The rub is that even though the large pool of infection in the wild is accepted, nothing is done about it, whilst cattle are being culled in their thousands and severe movement restrictions applied . Hope in the form of a suitable vaccine is light years away.
The dispute is in the ‘cull’ or ‘not to cull’ camps – both showing so called hard evidence for their case.

I like badgers and I like cattle (also deer, pigs, cats and dogs, camelids and goats). I also have several active badger setts on the farm, which presumably have healthy badgers residing in them as my herd has gone clear for many years – but – every year I go through increased hell waiting for test results. I’m not complacent.

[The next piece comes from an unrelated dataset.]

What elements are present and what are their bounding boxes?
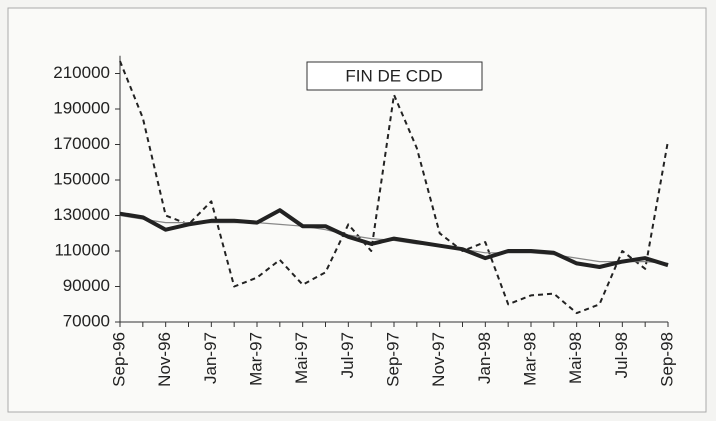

Most of my surrounding neighbours are shut down with bTB. And when (notice I say 'when' and not 'if') my heard suffers a breakdown…? How will I feel then?

deconstructingVenus said...

We visited my husband's parents in Devon right after my son was born 3 years ago, and we used to walk the hills and there were HUGE badger holes everywhere. Scared the crap out of me! All I could see in my mind were those angry badgers you see flying at the camera on nature shows. he he.

mountainear said...

Very emotive subject as you say. We knew a farmer who cursed the ones on his land - mostly because of their major sett building activities. He did however let them alone as they didn't cause his cattle any harm. Were he to get rid of them he reckoned, TB carriers might move in in their place. Better the devil you know.

We have badgers adjacent to us too - and I'm quite pleased that they're there.

Mopsa said...

I hoped this would generate a host of comments and it has.

In contemplating having cattle here, my biggest worry is TB and its effects on the animals (premature death) and on me (nerves and stress). Paula's comments have brought that into focus most graphically.